Change requires a concerted effort to break or evolve a longstanding habit – people must see that the ‘pain’ of maintaining a habit is greater than trying the new one. And it’s the same for using new technology. Simply rolling out a piece of CRM technology is unlikely to make a difference in the way you manage clients. A ‘case for change’ needs to be something people relate to and understand.
Your starting point
Formulating a case for change requires honest introspection about ‘how things are done’ as well as where you want to go. Vigorously questioning how your firm co-ordinates client interactions, how well you listen to clients, how you collaborate internally, and so on, goes a long way to understanding the inherent client-focused culture in the firm. It’s important to realistically judge the firm’s genuine readiness for a new system before investing time and money in it.
Jaguar developed a firm-wide change programme to guarantee world class performance in its production systems. This included a strategic vision, process re-design and a comprehensive change and engagement strategy. The successful progamme, which has been running now for years, has resulted in a transformation of the company and has re-established Jaguar as a premium vehicle manufacturer.
Your CRM implementation may not have such high objectives, but positioning your CRM to help ‘connect the firm internally’, understand the sectors clients operate in or enable the firm to present the organisation in a joined-up manner to clients, will motivate people more – as opposed to stating that in six months all the firm’s 100,000 contacts will be in the CRM system.
A firm-wide initiative
Additionally, most change initiatives are successful if there is senior management buy-in and active support – from designated individuals who are passionate about the endeavour and are personally invested in the project. Again, this has to be linked to a firm-wide vision to change and tie the project to business objectives. Frequently, marketing teams are tasked solely with leading such CRM-driven programmes. Sadly the projects hardly ever reach their full potential as they are too big to do alone. CRM implementation is a firm-wide initiative, not just the responsibility of the marketing department.
But, leadership cannot simply bulldoze change through the organisation and hope that a few emails and presentations will do the trick. Establishing a CRM steering committee that is made up of a broad spectrum of the firm’s stakeholders can help identify what will and won't work (culturally and technically) as well as to effectively engage and communicate the 'what, why and how' to all levels of personnel in the firm. Making users feel that the changes are 'for them’ as opposed to being done 'to them' is key.
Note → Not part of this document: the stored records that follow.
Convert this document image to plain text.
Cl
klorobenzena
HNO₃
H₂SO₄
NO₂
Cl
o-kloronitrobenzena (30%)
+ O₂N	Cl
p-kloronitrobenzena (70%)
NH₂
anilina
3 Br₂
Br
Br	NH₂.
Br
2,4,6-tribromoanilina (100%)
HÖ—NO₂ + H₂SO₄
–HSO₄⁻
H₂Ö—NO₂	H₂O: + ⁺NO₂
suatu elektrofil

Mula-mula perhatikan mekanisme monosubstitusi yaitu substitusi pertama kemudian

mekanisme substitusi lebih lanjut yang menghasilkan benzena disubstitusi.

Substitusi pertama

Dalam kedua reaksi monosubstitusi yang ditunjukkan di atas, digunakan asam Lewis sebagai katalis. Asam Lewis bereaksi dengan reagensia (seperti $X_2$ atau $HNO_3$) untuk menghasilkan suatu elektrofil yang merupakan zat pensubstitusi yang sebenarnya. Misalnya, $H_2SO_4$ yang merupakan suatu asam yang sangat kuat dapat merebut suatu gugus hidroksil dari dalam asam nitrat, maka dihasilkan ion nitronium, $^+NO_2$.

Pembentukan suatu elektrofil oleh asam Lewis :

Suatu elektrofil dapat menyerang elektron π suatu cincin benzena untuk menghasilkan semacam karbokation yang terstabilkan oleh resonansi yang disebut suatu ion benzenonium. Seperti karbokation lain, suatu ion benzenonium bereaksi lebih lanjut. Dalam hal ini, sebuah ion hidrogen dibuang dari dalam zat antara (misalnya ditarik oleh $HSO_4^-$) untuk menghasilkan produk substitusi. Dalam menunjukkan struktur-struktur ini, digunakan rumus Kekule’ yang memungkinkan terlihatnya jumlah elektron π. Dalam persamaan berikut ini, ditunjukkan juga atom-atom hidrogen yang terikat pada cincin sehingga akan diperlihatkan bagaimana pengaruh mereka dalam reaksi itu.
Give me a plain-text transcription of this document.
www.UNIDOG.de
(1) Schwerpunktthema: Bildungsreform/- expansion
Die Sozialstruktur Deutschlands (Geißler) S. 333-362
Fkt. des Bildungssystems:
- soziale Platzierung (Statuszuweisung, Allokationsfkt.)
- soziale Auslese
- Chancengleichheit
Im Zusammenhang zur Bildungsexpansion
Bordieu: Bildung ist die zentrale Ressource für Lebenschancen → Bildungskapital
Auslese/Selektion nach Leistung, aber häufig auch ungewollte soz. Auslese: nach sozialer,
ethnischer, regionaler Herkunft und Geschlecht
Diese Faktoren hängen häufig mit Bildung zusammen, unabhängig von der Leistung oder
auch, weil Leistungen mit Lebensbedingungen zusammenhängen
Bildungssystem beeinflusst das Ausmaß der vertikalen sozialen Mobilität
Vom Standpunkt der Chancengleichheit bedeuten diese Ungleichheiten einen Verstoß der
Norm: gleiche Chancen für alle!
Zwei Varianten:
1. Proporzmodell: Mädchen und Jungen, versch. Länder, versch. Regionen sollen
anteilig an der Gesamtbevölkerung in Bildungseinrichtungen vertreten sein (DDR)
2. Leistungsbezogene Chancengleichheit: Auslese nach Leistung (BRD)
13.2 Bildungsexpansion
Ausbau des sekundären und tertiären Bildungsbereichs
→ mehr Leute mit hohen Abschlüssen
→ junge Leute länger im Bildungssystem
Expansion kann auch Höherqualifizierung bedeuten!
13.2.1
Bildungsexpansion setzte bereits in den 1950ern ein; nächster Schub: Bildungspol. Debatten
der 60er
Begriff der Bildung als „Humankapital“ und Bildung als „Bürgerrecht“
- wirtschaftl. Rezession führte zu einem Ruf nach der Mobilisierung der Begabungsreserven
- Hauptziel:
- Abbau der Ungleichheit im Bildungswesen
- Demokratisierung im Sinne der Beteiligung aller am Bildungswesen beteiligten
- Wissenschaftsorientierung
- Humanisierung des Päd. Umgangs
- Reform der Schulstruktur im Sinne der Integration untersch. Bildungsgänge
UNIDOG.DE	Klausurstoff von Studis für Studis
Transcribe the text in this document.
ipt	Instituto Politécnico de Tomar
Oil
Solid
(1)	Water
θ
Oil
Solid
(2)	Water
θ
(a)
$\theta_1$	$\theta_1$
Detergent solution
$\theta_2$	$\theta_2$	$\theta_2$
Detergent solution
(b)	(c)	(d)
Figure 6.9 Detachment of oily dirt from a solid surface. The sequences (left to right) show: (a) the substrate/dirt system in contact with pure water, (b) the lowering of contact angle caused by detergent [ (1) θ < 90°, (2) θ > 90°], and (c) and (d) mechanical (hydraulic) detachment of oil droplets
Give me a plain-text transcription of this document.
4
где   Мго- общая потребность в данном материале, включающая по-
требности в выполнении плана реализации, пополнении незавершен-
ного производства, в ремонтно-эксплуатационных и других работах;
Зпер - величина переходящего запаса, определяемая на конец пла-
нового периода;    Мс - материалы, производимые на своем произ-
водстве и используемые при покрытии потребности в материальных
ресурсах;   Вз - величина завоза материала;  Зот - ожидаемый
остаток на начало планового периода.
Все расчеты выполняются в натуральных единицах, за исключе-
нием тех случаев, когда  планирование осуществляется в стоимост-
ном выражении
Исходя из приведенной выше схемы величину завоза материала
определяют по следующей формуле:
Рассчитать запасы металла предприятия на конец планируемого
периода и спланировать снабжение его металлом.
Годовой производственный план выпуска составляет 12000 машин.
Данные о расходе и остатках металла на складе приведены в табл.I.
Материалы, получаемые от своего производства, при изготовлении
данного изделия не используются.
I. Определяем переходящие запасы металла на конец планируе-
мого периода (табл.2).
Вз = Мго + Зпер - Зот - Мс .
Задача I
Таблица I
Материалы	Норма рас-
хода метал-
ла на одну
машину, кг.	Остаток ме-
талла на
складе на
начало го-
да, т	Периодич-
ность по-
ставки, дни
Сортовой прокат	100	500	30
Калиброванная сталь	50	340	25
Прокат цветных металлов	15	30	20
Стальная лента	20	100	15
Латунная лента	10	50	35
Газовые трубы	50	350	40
CRM adoption needs engagement with all levels of a firm – from secretaries to associates, office reception to the heads of practice. It is imperative to respect people’s views and to take their objections, if any, on the chin. The project leader and team needs to be visibly engaging and listening via informal coffee stops, impromptu face-to-face/one-to-one meetings to drive the ‘case for change.’ Also, it’s worth noting that a CRM implementation is never complete. It requires continual and critical review to meet the constantly evolving needs of a firm.
People’s habits and behaviours don’t change instantly due to official adoption of CRM/technology. Anecdotal evidence suggests that firms that have driven CRM-related, business-orientated change from the users’ perspective, are the ones who have been successful.